I’m using A* with a precalculated H value. My current almost-successful heuristic is 3dY + dX (dY and dX are X,Y distances from N to Exit), and it ignores direction. I just can’t find an efficient way to take into account pre-existing elevators and direction, so I assume on average it costs 3 turns to go up a floor compared to 1 turn to go left/right (despite it actually taking 4 if you’re building an elevator).

I’m doing this in Perl with Hashes (somewhat efficiently), but I truly think my heuristic is causing far more performance lag than code efficiency.

Any hints?

I have a problem with this puzzle: i submitted my halfway done solution and next time i opened it I realized that no tests are passed. It turned out that init input #7 (number of elevators present) is zero all the time which seems invalid to me. Anyone experienced the same recently?

Hi. I read some of you used graph search to solve this. How did you represent the map as a graph? How did you manage the possibility of building elevators?

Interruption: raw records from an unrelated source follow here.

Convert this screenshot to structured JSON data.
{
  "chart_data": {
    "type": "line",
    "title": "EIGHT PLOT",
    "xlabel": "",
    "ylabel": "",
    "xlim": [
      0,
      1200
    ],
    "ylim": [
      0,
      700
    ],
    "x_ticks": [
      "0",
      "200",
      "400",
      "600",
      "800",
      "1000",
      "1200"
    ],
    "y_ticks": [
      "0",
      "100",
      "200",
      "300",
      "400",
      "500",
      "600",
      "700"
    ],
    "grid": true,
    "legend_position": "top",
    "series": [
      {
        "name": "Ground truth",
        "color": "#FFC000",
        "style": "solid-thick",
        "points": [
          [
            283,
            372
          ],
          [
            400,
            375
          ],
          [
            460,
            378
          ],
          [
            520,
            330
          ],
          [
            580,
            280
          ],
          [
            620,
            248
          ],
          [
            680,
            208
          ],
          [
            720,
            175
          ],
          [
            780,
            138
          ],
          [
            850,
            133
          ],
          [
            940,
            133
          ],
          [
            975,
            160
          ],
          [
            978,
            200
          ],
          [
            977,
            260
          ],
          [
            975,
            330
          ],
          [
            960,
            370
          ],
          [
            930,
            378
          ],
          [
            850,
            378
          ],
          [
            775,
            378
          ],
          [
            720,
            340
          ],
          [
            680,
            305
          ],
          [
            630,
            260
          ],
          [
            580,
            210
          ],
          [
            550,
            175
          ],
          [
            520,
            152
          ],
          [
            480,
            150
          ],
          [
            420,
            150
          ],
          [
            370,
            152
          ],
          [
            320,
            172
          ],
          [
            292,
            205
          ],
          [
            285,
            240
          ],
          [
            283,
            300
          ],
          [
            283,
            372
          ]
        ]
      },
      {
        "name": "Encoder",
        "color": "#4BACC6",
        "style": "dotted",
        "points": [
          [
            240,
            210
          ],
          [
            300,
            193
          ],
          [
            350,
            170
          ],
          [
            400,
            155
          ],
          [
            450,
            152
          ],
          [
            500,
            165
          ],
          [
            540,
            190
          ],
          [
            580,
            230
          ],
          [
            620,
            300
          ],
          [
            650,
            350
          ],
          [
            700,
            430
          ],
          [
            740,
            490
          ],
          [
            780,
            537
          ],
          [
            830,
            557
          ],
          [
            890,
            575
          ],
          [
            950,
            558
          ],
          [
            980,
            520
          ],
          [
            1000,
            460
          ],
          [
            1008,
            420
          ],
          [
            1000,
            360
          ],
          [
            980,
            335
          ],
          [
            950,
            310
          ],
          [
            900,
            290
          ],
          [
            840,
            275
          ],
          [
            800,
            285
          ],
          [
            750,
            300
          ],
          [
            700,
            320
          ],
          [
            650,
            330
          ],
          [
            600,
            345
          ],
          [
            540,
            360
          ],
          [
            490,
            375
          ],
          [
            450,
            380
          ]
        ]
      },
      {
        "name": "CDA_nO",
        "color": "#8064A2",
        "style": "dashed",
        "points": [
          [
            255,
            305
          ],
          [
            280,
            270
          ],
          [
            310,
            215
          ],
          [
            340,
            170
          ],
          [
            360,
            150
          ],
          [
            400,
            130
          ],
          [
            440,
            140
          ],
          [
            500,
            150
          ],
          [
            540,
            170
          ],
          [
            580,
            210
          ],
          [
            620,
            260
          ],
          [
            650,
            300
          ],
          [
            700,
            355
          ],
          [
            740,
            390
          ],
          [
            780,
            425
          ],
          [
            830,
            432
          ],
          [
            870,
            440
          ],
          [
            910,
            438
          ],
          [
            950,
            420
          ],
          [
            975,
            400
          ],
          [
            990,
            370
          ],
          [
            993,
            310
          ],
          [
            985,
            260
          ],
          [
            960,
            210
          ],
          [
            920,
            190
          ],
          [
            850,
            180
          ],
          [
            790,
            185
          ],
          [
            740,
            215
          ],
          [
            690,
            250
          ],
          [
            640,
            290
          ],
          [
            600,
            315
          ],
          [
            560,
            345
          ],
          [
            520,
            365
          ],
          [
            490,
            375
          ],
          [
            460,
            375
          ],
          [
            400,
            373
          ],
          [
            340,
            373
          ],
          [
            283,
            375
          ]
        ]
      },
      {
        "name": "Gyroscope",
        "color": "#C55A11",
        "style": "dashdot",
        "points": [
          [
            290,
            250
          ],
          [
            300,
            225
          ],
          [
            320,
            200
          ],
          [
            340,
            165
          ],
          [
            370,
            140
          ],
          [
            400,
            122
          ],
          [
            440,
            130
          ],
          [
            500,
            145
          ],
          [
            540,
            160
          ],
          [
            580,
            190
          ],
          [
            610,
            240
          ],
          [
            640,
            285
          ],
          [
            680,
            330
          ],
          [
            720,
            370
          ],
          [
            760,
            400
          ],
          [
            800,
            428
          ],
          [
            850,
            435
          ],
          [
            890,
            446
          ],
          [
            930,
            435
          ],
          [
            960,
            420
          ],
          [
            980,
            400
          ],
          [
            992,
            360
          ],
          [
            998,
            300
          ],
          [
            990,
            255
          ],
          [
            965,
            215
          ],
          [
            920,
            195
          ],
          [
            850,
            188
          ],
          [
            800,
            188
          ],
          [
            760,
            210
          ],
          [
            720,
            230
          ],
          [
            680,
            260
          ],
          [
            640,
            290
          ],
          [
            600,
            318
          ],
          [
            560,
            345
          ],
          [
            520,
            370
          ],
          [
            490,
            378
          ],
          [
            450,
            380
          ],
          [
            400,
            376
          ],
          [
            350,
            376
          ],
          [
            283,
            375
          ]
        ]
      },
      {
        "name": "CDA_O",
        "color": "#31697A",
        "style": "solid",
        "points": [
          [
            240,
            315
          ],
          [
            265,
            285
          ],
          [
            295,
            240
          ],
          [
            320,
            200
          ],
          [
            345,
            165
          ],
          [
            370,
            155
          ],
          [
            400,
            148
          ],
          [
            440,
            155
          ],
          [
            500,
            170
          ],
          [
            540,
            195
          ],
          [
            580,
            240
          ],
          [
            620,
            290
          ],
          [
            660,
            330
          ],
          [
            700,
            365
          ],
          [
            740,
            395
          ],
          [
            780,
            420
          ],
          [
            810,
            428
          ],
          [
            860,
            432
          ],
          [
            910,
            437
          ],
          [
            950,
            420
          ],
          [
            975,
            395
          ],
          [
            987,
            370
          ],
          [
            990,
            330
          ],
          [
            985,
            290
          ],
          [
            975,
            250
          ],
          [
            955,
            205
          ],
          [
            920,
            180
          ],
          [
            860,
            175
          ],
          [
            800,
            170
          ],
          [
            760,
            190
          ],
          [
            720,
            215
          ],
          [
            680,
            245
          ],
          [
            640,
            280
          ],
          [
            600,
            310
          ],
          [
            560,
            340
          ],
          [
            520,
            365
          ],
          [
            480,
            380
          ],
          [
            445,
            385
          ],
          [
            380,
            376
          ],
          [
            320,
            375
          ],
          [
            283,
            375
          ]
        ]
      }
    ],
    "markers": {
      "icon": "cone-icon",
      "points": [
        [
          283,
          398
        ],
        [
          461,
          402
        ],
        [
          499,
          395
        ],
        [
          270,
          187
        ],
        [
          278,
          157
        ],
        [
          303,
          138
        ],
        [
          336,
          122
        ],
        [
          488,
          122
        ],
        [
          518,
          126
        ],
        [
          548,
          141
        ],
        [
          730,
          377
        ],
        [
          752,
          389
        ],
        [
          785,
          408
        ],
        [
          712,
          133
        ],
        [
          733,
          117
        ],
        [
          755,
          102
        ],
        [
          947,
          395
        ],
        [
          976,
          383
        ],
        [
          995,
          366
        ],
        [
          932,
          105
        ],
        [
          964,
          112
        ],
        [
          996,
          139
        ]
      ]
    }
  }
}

This is a late reply, but I think it is actually possible to send the robots in two directions, at least temporarily. Say the clones started on the far left, a block was created on the far right, and then an elevator built near the left but to the right of where they started. If enough space was between the block and the new elevator, there should be some clones caught in that space that would approach the elevator from the right and the rest would approach from the left. Thus some of them should go in a different direction when they get to the top of the elevator. I haven’t tested it, but it seems like it should work.

In the diagram below, S is start, B is the block, E is the new elevator created after the block. < and > are clones travelling to the left or right respectively.

  0 1 2 3 4 5 6 7 8 9
1 _ _ < _ > _ _ _ _ _
0 S _ > E < _ _ < > B

Just solved it in C# (my first hard difficulty puzzle), it was quite challenging.

I did a DFS but I needed a lot of optimizations to pass the last three tests without timeouting. Funny I’ve actually thought about implementing an heuristic but actually just needed to switch the order of my DFS to pass.

Finally, all tests passed with Java ! Quite challenging. I spend several nights to make all of them green.

The most difficult part is to prepare the right elevator graph.